Cary had pointedly ignored Shane for the entire night, but she could feel her brother’s awareness of him, darkness slithering behind his eyes. It was like the air warped around Cary, sucking the energy out of the room, feeding the invisible monster in him.
Laney had done the only thing she knew how. The only thing that had ever worked, other than Ma’s watchful presence. And she hated herself for it.
She hated the small touches on Cary’s arm, the soft looks, the lowered voice that nobody else could hear. She made herself all for him. Nobody else existed.See, Cary? I’m your sister. I’m yours.It always made her feel queasy and shameful.

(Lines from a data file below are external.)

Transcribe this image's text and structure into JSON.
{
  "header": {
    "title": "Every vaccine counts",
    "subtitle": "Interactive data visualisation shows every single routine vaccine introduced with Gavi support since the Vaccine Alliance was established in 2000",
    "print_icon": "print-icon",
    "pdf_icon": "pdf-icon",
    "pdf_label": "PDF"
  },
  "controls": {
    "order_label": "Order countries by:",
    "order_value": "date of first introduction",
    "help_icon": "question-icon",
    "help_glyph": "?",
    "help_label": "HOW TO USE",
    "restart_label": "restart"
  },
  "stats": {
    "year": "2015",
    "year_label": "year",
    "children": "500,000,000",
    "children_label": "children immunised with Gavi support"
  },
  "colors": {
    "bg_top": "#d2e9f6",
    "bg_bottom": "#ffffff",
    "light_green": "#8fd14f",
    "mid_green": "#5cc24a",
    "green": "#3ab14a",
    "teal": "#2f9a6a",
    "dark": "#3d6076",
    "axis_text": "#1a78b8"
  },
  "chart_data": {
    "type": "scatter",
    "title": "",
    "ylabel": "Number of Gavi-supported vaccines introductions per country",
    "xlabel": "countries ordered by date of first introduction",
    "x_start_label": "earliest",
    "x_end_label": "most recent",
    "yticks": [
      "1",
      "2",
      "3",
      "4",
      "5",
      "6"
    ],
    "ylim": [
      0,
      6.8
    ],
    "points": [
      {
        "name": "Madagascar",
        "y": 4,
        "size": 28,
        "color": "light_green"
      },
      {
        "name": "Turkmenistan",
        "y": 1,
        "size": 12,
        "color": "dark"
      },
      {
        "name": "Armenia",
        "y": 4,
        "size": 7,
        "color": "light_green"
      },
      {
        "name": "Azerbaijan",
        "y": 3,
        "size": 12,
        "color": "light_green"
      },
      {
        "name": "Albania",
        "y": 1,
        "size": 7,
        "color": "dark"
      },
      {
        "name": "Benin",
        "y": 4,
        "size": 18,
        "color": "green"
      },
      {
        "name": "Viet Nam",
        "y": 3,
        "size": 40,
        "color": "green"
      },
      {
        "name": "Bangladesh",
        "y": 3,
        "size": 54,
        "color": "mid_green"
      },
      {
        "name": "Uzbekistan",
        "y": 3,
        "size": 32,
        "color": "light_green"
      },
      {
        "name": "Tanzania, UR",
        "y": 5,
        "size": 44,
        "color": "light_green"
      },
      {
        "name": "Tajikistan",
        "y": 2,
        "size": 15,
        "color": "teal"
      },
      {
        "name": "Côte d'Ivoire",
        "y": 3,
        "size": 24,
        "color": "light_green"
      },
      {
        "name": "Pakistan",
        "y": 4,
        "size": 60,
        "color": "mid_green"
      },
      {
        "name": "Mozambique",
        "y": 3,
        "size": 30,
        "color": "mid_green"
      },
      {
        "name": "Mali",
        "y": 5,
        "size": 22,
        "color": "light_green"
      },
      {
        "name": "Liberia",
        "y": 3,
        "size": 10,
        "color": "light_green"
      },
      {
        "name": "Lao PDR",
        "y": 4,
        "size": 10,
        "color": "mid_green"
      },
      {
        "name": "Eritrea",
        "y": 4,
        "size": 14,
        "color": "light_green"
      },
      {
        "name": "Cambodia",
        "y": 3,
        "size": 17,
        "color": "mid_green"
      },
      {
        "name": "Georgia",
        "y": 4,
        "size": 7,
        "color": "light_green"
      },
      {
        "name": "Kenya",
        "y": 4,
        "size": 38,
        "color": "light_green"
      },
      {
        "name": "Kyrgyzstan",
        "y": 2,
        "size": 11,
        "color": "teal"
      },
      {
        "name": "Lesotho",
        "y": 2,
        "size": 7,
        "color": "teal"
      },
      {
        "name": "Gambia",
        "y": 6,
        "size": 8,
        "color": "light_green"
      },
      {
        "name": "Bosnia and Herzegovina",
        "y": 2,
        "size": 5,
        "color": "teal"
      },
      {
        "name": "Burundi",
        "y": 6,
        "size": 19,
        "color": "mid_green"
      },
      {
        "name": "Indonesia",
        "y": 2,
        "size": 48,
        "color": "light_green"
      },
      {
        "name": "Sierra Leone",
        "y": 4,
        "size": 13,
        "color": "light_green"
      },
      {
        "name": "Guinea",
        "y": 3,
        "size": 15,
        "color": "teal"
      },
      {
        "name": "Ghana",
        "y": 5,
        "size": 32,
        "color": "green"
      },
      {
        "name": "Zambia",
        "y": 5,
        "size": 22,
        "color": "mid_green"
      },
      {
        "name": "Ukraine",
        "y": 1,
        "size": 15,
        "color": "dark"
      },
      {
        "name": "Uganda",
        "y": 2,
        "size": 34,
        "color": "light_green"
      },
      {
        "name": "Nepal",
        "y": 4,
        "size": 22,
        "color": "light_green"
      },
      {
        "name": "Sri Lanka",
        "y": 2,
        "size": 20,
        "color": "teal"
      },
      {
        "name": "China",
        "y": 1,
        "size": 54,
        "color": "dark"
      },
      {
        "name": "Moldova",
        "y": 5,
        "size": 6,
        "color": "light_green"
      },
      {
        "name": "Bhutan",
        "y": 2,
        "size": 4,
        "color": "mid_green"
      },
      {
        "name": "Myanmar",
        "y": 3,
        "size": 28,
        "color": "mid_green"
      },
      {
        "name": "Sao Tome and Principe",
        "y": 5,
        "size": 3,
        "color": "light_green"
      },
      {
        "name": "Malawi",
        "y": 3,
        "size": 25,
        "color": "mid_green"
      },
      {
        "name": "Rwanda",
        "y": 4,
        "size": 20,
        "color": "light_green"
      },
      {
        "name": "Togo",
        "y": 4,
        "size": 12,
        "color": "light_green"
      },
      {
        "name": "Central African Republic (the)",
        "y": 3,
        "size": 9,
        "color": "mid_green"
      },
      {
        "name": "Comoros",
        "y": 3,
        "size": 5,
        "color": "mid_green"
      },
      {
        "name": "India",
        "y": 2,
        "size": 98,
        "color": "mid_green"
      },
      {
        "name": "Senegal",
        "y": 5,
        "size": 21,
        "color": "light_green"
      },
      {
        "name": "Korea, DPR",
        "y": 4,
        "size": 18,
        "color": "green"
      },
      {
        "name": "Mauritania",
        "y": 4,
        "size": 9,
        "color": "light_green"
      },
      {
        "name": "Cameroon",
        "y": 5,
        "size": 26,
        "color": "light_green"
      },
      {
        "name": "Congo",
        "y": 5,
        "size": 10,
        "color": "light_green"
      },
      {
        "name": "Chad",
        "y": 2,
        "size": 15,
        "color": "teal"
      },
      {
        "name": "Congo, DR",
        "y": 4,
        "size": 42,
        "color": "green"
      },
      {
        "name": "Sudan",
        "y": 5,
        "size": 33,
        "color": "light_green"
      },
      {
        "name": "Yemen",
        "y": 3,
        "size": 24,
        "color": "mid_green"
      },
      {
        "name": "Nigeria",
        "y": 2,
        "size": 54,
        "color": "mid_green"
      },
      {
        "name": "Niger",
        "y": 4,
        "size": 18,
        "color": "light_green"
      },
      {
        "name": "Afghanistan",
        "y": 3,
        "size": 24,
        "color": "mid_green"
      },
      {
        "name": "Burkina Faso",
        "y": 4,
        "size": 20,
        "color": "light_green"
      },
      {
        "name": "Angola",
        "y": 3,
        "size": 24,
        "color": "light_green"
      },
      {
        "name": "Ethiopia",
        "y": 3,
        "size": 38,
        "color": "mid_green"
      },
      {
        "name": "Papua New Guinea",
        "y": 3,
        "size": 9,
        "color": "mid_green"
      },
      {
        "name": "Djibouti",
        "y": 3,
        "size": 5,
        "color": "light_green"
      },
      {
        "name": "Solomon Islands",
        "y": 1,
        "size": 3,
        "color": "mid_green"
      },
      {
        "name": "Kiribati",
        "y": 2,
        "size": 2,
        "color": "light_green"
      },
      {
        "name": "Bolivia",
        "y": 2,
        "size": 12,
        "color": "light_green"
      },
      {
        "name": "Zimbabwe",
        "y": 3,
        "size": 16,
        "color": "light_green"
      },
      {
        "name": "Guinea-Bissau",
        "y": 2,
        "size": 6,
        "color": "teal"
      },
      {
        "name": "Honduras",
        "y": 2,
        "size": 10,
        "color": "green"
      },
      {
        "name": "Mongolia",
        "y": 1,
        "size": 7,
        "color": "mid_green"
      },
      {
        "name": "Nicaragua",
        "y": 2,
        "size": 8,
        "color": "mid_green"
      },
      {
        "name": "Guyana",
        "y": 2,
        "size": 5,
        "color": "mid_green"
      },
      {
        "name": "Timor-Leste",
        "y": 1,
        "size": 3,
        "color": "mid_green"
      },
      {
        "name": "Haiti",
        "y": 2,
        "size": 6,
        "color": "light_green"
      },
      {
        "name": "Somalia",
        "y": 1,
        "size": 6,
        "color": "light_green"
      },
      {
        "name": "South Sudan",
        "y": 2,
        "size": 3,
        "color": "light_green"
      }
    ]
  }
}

She wanted to explain to Shane. Didn’t want him getting… the wrong idea. But she’d forced herself to ignore him, to tune out his presence entirely.
It had been far from a raging success.
Her body was too aware of Shane, the look on his face in the driveway – before the interruption – a distraction she couldn’t afford. But after several hours she guessed she'd done well enough, because Cary had finally relaxed a little. He leaned back into Sarita, stroking her bare thighs, and Sarita had taken the opportunity to whisk him away down the hall, glaring at Laney behind Cary’s back like it was some kind of twisted competition.
You can have him, she thought. She had disappeared downstairs and collapsed onto the floor in her room the moment he’d walked away.
There was a small creak outside her door and she sucked in a breath. Cary wouldn’t come to her room, bedrooms seemingly one of very few things he respected as private. She knew it was Shane. She could feel him, on the other side of the door.
“Come in,” she said softly, and he slid inside, closing the door but then pausing, and cracking it back open a few inches. She fought a smile.
“Hey,” he whispered.
“Hey,” she whispered back.
He palmed the back of his head before letting out a loud, audible breath and sinking to the floor across from her. Her room was so small that there was only a few inches between their feet, flat on the ground, her back against her bed and Shane’s against the wall.
“I got a job,” Shane said unexpectedly.
“You can’t work for Cary,” Laney hissed.